All But Forgotten


The photograph is a jarring image that shows Nazi Party members, shovels in hand, digging up graves of American soldiers held as slaves by Nazi Germany during World War II.

While the men dig up the site, U.S. soldiers investigating war crimes stand over them. Two crosses with helmets placed atop them — the sign of a fallen soldier — are visible. Two Germans are knee deep in mud. Another, with a handlebar mustache, has the look of a defeated man. The bodies of 22 American soldiers were found in at least seven graves, according to the photographer.

On the back of the photo is written, “Nazi Party members digging up American bodies at Berga.”

Berga an der Elster was a slave labor camp where 350 U.S. soldiers were beaten, starved, and forced to work in tunnels for the German government. The soldiers were singled out for “looking like Jews” or “sounding like Jews,” or dubbed as undesirables, according to survivors. More than 100 soldiers perished at the camp or on a forced death march.
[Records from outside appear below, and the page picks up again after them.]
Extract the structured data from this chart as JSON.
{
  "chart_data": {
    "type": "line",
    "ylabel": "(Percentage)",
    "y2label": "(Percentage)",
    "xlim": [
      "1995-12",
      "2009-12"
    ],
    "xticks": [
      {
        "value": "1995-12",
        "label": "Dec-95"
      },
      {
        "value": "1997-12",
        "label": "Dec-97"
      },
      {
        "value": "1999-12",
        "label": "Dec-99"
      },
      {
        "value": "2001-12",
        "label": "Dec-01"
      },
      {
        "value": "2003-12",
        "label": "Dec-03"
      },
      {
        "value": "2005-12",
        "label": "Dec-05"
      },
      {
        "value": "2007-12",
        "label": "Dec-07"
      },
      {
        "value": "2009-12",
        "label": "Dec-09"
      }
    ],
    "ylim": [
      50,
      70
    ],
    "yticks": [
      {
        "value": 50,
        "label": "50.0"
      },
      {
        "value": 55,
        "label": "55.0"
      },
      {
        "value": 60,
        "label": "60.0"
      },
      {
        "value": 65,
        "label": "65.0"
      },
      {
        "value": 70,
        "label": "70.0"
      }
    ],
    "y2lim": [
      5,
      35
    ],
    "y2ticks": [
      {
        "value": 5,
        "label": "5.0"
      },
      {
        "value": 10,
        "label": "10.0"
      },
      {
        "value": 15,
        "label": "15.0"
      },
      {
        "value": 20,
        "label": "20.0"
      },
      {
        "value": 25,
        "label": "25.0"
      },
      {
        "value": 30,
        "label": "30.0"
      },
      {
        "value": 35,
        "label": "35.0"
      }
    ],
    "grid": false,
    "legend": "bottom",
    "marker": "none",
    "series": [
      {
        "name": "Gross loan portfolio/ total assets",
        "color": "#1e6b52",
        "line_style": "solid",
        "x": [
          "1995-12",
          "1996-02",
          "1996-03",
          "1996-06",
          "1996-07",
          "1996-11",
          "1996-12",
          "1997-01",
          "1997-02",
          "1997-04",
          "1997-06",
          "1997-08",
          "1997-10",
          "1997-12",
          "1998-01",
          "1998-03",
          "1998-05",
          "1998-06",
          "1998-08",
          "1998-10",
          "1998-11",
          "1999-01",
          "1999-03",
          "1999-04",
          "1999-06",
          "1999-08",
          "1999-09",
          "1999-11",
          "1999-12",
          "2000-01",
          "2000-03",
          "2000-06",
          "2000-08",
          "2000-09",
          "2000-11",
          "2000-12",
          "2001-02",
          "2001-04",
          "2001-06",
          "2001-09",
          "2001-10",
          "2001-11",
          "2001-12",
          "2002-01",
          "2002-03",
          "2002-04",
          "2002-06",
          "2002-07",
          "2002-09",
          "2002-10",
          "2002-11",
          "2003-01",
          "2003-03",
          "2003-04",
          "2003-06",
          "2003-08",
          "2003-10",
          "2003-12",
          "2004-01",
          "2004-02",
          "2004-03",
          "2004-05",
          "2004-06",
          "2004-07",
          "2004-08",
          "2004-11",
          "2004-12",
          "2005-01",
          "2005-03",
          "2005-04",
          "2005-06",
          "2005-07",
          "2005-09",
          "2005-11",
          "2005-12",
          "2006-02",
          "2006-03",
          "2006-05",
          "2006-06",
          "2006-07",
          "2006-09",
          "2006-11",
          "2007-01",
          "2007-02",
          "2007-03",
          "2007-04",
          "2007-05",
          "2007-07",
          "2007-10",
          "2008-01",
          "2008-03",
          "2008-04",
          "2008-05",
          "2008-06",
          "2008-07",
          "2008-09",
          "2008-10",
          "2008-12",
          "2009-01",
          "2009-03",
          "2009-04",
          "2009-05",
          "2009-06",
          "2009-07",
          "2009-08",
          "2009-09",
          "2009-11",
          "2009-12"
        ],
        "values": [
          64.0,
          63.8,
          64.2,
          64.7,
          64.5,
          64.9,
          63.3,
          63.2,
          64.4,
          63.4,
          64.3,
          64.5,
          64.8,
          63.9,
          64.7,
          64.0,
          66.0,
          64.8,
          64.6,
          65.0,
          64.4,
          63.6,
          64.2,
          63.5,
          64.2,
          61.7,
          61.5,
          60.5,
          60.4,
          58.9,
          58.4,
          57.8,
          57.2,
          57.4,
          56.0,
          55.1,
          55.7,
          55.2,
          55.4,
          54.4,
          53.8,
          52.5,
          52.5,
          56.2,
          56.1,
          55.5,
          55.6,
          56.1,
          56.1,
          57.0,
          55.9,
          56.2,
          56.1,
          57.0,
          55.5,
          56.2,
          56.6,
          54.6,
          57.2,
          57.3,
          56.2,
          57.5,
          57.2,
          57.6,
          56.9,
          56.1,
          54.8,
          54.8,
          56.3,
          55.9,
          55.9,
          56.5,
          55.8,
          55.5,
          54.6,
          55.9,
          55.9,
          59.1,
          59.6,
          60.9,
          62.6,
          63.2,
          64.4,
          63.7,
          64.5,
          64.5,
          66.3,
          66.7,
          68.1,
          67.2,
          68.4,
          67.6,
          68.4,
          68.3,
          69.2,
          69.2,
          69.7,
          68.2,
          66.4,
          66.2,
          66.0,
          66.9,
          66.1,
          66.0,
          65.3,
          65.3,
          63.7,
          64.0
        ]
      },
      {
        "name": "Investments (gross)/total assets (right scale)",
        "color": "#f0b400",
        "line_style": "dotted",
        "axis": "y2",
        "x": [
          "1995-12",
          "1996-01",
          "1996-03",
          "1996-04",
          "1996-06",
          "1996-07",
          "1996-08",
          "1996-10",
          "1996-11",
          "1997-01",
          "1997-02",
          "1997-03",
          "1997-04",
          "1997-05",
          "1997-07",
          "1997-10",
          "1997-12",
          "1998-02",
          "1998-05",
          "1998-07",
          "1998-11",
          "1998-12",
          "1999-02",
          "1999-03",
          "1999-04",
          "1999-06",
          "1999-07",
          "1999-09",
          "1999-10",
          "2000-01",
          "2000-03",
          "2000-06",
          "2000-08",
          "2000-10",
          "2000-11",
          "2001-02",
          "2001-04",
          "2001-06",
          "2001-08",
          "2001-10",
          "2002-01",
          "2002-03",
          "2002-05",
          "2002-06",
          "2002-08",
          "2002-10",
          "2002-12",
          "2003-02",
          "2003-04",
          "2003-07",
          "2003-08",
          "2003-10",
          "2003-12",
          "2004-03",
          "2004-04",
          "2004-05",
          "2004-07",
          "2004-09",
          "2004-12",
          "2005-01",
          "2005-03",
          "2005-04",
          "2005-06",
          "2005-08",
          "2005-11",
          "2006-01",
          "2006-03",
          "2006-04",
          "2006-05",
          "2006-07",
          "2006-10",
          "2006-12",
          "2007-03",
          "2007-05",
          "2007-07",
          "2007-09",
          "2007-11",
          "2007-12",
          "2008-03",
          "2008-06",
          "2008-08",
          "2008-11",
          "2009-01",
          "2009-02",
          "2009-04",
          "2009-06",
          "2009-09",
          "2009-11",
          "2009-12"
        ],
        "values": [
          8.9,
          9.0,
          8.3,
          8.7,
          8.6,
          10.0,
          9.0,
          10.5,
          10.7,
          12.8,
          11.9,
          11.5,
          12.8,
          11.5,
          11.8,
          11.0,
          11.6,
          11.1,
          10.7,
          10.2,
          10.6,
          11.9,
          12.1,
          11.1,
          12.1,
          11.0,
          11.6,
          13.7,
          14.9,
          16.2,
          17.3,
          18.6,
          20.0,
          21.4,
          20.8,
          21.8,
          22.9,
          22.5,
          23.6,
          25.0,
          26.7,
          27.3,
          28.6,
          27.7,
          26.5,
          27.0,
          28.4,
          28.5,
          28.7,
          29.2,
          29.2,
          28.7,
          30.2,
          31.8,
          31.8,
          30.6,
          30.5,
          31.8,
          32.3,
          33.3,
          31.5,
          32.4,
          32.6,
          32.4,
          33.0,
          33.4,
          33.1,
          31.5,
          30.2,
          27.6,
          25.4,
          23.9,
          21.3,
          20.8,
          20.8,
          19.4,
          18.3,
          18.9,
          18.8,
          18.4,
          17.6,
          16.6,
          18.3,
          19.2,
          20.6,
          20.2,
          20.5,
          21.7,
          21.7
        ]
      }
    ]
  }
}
It was on this day six decades ago, April 23, 1945, when most of the slave labor camp soldiers were liberated by advancing U.S. troops. The emaciated soldiers, many weighing just 80 pounds, had been forced by Nazi commanders to march more than 150 miles before their rescue.

The US Army is trying to come up with a way to honor the few remaining survivors of this. They might want to hurry. There are only about 20 of them still alive.

The death sentences for the two Nazi commanders at Berga were commuted in 1948. By the US government at the time.